July 4, 2009

File Chapter 7 Bankruptcy and Keep Your Home

A Chapter 7 bankruptcy is also known as a liquidation bankruptcy. This means that any property that a Chapter 7 filer has that is not exempt may be liquidated or confiscated and sold to pay off debts.

If you are considering a Chapter 7 bankruptcy then it is important to know what you can and cannot exempt.

Tennessee exemption laws allow a single person to keep up to $5,000 of their home’s value. While married couples can exempt up to $7,500.
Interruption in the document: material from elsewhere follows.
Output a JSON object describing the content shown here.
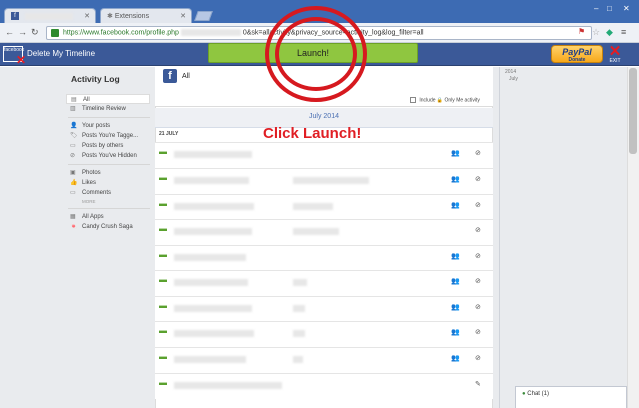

For those filers over the age of 62 Tennessee allows an individual a $12,500 homestead exemption. A spouse aged 62 or older who has a spouse under 62 is allowed a $20,000 exemption. A married couple both of whom are over the age of 62 receive a $25,000 exemption.

Tennessee law grants a $25,000 homestead exemption for an individual filing a Chapter 7 who has at least one dependent child. This exemption doubles to $50,000 when a married couple with at least one dependent child files a Chapter 7.

If you own a house and are considering filing Chapter 7 bankruptcy you will want to know how much equity you have in your house. If the amount of equity is less than the amount you can exempt, then you can keep your house after filing a Chapter 7 without paying any money and without risk of the Trustee auctioning your house to pay creditors.

If the equity in your house is more than the amount you are entitled to exempt then you will have to pay the difference between the equity minus the exemption, or you will risk losing your house when you file a Chapter 7 bankruptcy.

Chapter 7 is probably not a good option if you are behind on your mortgage payment. In that case, a Chapter 13 is probably a better alternative for those wishing to keep the home.